When Mr. Murry (Chris Pine, showing his range in a radically different role), a brilliant NASA scientist researching the physics behind space-time travel, disappears into thin air one day, his daughter Meg (Storm Reid in a breakout performance) sinks into depression. Skip ahead four years and she’s being repeatedly bullied by her female classmates (led by Girl Meets World star Rowan Blanchard), chastised by her principal (played by André Holland, who’s reuniting with his Selma director) for not applying her talents properly; she’s all but retreated into herself emotionally and mentally. Insecure, self-loathing and disconsolate, Meg is her own worst enemy. Her precocious brother Charles Wallace (Deric McCabe) tries to boost her confidence but it’s not until The Mrs – Mrs. Whatsit (Reese Witherspoon), Mrs. Who (Mindy Kaling), who speaks only in borrowed recognizable historic quotes, and, the biggest of all, in both stature and wisdom, Mrs. Which (Oprah Winfrey) – lead her on a fantastical planet jumping adventure to locate her father, does Meg begin tackle her self-doubt and learn to unleash the warrior within.

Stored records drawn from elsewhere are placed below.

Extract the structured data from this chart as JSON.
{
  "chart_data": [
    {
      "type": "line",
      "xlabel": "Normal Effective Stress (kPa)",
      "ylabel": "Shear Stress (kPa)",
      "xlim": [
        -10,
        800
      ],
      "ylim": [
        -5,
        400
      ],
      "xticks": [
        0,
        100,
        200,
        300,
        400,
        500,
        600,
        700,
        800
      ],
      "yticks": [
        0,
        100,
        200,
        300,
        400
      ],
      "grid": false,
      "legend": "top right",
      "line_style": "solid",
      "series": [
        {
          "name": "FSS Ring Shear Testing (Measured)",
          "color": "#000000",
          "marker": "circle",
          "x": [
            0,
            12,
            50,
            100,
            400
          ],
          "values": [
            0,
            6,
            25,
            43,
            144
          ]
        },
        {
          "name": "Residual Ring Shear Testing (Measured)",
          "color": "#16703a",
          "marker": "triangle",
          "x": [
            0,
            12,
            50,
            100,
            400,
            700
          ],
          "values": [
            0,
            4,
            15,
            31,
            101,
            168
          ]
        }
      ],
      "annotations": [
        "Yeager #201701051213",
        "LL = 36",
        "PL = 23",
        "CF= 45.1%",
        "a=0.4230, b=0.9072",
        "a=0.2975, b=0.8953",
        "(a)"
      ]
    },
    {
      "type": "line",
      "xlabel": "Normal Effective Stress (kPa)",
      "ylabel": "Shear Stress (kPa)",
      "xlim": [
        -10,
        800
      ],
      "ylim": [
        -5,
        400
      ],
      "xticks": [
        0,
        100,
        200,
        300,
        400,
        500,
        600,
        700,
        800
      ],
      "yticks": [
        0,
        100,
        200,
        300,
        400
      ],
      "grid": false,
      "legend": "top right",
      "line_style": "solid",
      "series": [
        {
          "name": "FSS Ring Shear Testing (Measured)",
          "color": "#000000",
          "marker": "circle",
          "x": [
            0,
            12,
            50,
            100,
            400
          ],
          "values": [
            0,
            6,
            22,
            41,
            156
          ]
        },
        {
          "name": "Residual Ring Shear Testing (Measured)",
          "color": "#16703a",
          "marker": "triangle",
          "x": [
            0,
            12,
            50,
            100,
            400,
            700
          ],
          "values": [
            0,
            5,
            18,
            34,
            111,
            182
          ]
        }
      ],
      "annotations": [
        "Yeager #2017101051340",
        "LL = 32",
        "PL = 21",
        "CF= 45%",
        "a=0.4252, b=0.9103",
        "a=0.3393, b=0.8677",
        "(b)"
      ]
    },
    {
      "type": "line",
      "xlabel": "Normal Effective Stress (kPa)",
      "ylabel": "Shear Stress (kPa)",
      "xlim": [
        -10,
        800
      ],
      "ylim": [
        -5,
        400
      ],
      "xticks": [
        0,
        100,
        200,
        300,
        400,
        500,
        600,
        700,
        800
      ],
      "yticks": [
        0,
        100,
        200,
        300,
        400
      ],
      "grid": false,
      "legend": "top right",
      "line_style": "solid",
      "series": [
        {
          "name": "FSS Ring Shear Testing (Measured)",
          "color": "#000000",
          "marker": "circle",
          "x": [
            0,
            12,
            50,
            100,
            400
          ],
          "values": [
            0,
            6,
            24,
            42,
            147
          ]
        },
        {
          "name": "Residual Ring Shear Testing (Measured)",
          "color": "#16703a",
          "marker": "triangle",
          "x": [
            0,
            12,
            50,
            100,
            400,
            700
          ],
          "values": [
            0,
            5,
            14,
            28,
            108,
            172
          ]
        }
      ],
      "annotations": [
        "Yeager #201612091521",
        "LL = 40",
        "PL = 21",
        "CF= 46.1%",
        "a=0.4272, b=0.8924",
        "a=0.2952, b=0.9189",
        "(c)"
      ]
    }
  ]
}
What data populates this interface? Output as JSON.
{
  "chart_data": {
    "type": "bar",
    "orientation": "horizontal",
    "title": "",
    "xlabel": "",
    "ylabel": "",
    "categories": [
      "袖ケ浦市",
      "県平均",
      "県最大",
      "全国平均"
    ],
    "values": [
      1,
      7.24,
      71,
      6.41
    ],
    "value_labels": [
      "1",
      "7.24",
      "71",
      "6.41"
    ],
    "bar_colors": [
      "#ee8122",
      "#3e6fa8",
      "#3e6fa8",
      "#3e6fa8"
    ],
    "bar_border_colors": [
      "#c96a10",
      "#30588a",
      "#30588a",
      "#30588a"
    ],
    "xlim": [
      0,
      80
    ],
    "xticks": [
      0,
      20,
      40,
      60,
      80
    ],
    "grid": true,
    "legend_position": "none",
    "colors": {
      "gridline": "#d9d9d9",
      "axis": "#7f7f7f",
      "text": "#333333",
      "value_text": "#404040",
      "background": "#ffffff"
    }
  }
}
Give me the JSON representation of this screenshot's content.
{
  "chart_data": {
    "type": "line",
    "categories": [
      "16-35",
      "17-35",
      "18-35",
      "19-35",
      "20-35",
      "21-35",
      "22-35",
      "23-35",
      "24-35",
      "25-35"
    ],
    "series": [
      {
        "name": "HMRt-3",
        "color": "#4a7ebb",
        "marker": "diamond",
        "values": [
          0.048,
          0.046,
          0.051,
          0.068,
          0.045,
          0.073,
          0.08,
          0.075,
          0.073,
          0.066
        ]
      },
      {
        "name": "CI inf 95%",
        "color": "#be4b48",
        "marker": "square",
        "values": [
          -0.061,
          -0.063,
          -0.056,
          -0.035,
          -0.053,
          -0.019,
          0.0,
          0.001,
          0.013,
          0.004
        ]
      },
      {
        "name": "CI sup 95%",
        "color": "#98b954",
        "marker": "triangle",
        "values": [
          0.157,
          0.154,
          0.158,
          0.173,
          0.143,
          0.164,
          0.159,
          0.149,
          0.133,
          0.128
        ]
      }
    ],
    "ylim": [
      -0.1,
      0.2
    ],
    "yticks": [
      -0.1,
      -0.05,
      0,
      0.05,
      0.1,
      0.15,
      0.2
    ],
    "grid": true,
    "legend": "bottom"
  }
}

The extras on the disc really added to my adoration of the film and they included a blooper reel and an audio commentary track with Director Ava DuVernay and co-writer Jennifer Lee (Frozen).
Overall Brief Take
The vast majority of (predominantly male) critics have chastised the film for its unnecessary reliance on close-up shots, its weak script (by Frozen‘s Jennifer Lee and Bridge To Terabithia‘s Jeff Stockwell), with a climax cribbed from the season 6 finale of Buffy the Vampire Slayer, and its unremarkable world building, but to them I say, was The Neverending Story or the child-targeted films of the ’80s (some of which are referenced here) without their faults? Any film that can show a biracial girl (changed from the ginger haired girl of the Madeleine L’Engle classic) embrace her faults and her inner darkness and learn to love herself, in spite of those setbacks, is more than okay in my books. Not only that but the film gives young girls the empowering message that said biracial girl, who’s fiercely intelligent (in physics and mathematics, no less), doesn’t have (Western) society conforming hair, who has depressive tendencies, and wears glasses is a beautiful warrior. I only wish I had Ava DuVernay’s magical film when I was growing up.